Alta Colleges, Inc., was a Denver-based company that operated three for-profit schools: Westwood College, Westwood College Online, and Redstone College.

== History ==
The college was established in 1953 as Radio and Television Repair Institute and was renamed the Denver Institute of Technology in 1974. Kirk Riedinger and Jamie Turner acquired the institute in 1987 and subsequently expanded its technical course offerings. Its first campus outside the Denver area opened in Los Angeles in 1999.
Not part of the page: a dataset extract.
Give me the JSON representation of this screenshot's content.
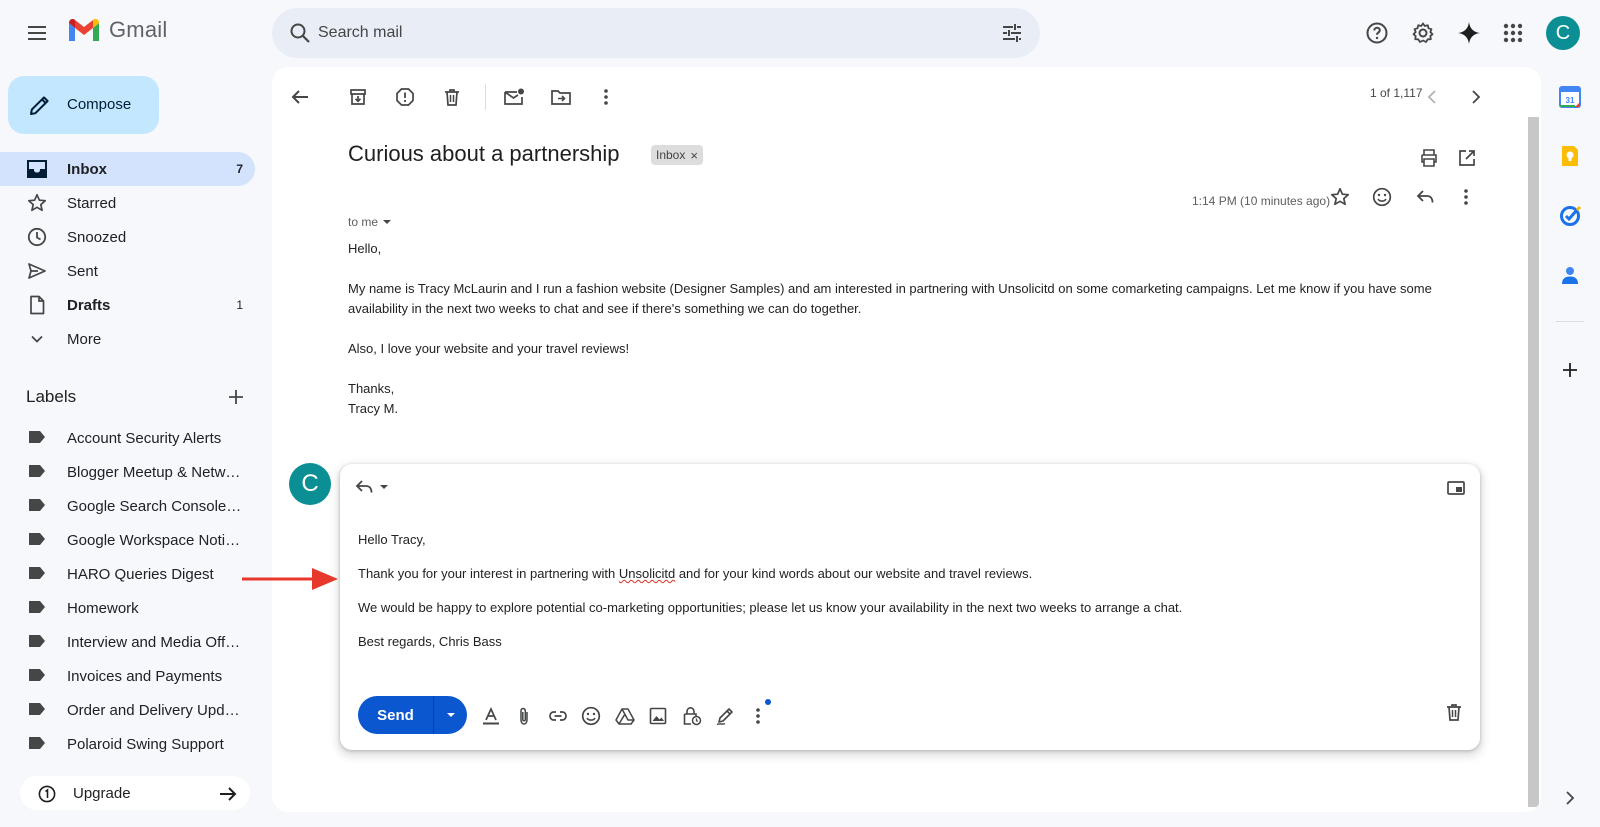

At its largest, Westwood College operated 17 campuses across California, Colorado, Georgia, Illinois, Texas and Virginia, in addition to an online division. It offered 27 degree programs in fields including business, design, technology, industrial services, justice and health care. More than 20,000 students graduated from Westwood College. "Over 75 percent of adult Americans don't have bachelor's degrees," Alta College co-founder Kirk Riedinger told the Denver Business Journal in June 2002. "We offer career-focused education to prepare students who are launching a career, changing a career or enhancing a career. Our curriculum is constantly updated based on the industry and the feedback we receive."

==Legal issues==
On April 20, 2009, the United States Department of Justice announced that Alta Colleges had agreed to pay the U.S. government $7 million to resolve allegations under the False Claims Act that Alta's Texas schools submitted false claims for federal student aid funds. The college admitted no wrongdoing and was not required to change any of its practices.

In January 2012 the Illinois attorney general's office announced it would sue Westwood College for misleading students. The suit was settled in 2015.